Princess Beatrice of Saxe-Coburg and Gotha - Marriage Prospects

Marriage Prospects

In 1902, Princess Beatrice had a romance with Russian Grand Duke Michael, the younger brother of Tsar Nicholas II, and at that time the heir presumptive to the Imperial Throne. She began receiving letters from him in September 1902 and, although he was a Russian Grand Duke and she now a German Princess, they corresponded in English, and he nicknamed her "Sima". However she was prevented from marrying the Grand Duke as the Russian Orthodox Church forbade the marriage of first cousins. Although such marriages had been allowed previously in the House of Romanov (Grand Duchess Catherine Pavlovna, whose hand was denied to Napoleon I, was twice allowed to wed first cousins; her descendants became the Russian branch of the Dukes of Oldenburg), the devout Nicholas II, the official head of Russia's church, refused to bend the rules for his brother's sake.

In November 1903, Michael wrote to Beatrice telling her that he could not marry her. The situation was aggravated by a letter Beatrice then received from her elder sister Victoria Melita ("Ducky"), in which Michael was blamed for having callously initiated the doomed romance (when, a couple of years later Ducky, having divorced her first cousin Ernest Louis, Grand Duke of Hesse, was told that re-marriage to another first cousin, Grand Duke Cyril Vladimirovich Romanov, would likewise be forbidden by the Tsar, she refused to take no for an answer; the couple eloped into exile). The humiliated Beatrice was sent to Egypt to recover from heartbreak, but pined and wrote reproachful letters to Michael until 1905.

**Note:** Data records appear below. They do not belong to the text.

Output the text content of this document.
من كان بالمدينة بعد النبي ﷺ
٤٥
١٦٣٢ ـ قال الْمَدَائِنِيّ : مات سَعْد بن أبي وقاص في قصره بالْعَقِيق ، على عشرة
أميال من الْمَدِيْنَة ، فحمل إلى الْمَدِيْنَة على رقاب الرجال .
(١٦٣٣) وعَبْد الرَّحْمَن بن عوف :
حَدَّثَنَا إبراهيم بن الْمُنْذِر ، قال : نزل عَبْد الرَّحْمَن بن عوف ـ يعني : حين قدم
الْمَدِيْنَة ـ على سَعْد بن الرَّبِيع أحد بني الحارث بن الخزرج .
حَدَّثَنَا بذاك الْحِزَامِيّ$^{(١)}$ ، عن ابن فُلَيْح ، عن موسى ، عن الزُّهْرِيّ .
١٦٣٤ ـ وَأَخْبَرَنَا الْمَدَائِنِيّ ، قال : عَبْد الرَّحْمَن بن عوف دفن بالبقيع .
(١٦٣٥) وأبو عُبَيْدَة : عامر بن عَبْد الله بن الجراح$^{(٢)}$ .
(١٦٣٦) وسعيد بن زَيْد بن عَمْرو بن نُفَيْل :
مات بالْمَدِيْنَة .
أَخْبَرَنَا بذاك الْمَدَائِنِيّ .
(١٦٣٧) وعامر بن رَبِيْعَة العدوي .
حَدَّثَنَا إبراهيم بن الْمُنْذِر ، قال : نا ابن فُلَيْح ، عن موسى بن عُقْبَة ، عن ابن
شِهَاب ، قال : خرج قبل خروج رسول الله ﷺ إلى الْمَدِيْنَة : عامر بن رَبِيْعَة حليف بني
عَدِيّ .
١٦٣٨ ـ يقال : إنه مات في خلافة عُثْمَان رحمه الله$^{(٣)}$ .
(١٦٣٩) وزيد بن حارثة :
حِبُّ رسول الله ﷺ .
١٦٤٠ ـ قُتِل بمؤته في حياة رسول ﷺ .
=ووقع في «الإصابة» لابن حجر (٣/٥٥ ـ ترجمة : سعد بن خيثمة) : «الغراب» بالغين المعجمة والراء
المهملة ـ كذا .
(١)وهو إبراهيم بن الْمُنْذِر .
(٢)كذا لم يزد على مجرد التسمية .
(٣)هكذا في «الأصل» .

Beatrice was then rumoured to be going to marry Alfonso XIII of Spain, but this proved to be a false rumour also as he married her cousin Victoria Eugenie of Battenberg in 1906. It was at their wedding that Beatrice met a cousin of King Alfonso, Alfonso de Orleans y Borbón (12 November 1886 Madrid, Spain–10 August 1975), Infante of Spain, 5th Duke of Galliera. The Spanish government objected to an infante's proposed match with a British Princess who, unlike Queen Victoria Eugenie, had not agreed to convert to Roman Catholicism: the King was obliged to make clear that, should the wedding take place, the couple would have to live in exile.

Nonetheless, Beatrice and Alfonso married in a Roman Catholic and Lutheran ceremony at Coburg on 15 July 1909. The couple settled in Coburg, until, in 1912, Alfonso and Beatrice were allowed to return to Spain, and his rank of Infante was restored.

In August 1913 Beatrice was received into the Catholic Church.